We are monitoring 8 filers in total, all running Ontap 8.1.1 7-mode.
Furthermore, we use Protection Manager extensively, with a multitude of datasets, protection polices, management of secondary space etc. This all works reasonably well. The major problem we are facing is that using the Management Console is really really slow. Quite frequently, we get error messages in the GUI stating that the current command has taken over 60 seconds before getting a response, would you like to retry?
A reboot makes the situation somewhat better, but not by miles. It's only a matter of time before the box slows down to the speed of running your hand through ice cold tar.
I've not done any twiddling of any performance related parameters of the sybase database. From other posts, I've learned that on Windows, db caches should dynamically use available memory in a semi intelligent fashion.
Last night was really bad, we had a lot of backup jobs failing all over the place and I can only summarize this was due to the DFM server being slower than ever, so we rebooted this morning.
Looking the sybase.log file, I can for example see:
Performance warning: Database file "D:\Program Files (x86)\NetApp\DataFabric Manager\DFM\data\monitordb.db" consists of 56 disk fragments
Performance warning: No unique index or primary key for table "srmFiles" in database "monitordb"
The SRM bit worries me. We also use FileSRM to monitor our NAS environment, which is made up by only two vFilers, but with terabytes and terabytes of data.
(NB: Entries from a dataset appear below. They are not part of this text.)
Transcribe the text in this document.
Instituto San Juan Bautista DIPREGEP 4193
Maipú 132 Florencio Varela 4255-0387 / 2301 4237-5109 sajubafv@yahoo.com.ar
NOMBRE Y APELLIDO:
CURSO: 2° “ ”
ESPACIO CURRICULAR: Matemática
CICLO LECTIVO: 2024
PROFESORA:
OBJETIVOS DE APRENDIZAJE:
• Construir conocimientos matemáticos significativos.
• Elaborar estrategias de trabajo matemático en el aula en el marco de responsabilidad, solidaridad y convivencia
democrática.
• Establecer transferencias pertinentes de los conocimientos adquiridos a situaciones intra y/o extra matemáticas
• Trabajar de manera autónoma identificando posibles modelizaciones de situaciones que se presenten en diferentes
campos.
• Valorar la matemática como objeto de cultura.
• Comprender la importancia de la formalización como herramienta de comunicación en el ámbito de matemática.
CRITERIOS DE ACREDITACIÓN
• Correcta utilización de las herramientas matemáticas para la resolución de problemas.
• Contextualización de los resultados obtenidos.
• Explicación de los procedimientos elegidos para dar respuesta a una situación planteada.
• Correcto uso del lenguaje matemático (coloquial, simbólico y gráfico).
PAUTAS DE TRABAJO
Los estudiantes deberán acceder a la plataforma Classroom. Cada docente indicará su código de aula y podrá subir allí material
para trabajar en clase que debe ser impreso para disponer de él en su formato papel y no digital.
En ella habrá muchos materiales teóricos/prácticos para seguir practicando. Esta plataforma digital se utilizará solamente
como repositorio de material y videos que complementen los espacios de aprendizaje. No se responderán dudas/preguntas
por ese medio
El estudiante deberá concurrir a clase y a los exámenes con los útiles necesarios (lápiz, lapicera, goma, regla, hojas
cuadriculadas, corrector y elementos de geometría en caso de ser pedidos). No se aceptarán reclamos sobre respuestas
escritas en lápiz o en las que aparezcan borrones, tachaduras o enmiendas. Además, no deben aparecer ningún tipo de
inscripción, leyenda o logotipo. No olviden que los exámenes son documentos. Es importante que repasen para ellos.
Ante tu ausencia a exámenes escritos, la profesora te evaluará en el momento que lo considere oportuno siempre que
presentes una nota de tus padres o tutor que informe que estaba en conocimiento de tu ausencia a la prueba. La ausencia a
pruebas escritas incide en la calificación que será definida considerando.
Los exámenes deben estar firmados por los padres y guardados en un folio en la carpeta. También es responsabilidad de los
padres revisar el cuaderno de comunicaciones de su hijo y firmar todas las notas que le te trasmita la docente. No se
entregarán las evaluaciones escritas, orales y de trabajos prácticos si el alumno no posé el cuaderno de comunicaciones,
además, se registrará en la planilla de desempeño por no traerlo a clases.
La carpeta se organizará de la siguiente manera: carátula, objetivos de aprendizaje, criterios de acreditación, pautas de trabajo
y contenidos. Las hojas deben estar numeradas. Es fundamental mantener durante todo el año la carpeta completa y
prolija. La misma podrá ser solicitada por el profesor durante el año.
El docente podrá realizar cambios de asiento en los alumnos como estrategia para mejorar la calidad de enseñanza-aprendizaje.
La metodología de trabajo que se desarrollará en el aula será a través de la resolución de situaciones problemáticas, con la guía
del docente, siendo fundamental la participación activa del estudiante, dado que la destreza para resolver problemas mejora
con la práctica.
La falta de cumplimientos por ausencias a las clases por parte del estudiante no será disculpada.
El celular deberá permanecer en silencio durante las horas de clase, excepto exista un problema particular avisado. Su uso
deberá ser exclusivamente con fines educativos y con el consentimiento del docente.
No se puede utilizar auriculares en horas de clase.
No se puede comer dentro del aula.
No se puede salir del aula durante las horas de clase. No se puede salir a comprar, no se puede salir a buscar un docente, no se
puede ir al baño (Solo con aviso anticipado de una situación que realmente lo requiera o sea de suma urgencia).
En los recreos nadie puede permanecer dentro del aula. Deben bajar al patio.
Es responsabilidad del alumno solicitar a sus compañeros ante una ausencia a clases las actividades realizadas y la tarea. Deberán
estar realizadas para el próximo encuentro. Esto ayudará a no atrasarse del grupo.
We serve tens of thousands of users, and we have file scans running several days a week with a staggered schedule.
Will FileSRM store its data into the monitor.db (looks like it), and will this potentially slow down all other operations?
When just looking in task manager in Windows, I notice a fairly high CPU utilization on the server, and the process dbsrv10.exe is the culprit. Not that the process is pegging the CPU, but it's still running 30 - 70 %, and that's across 6 vCPUs.
Quick question. You said you are using Protection Manager extensively. Do you have any datasets that are out of conformance? Or are any conformance jobs that are long running? I have seen conformance totally choke a 4.x system before. Like put the strangle hold down so the system is basically unusable and takes FOREVER for things to load. In my example the conformance issues were due to exhausted resource pools. Once I fixed the resource pools, conformance was able to run and performance returned to normal.
Check the conformance log for details about any datasets that are non-conformant.
12Gb of RAM and 6 vCPUs should be plenty to work with - are you reserving the resources or allocating them? For a heavy ProtMgr environment plus monitoring I recommend reserving half of these resources for the VM (6Gb RAM 3vCPU) and report back.
FSRM is no longer supported nor sold, and it can add a large amount of data to the db which can slow down the server.
You might also consider upgrading to 5.0.2P1 or 5.1 64 bit to take advantage of the larger addressable memory space assuming the server is x64 - this would allow the server to work more efficiently especially if the db is larger (>4Gb).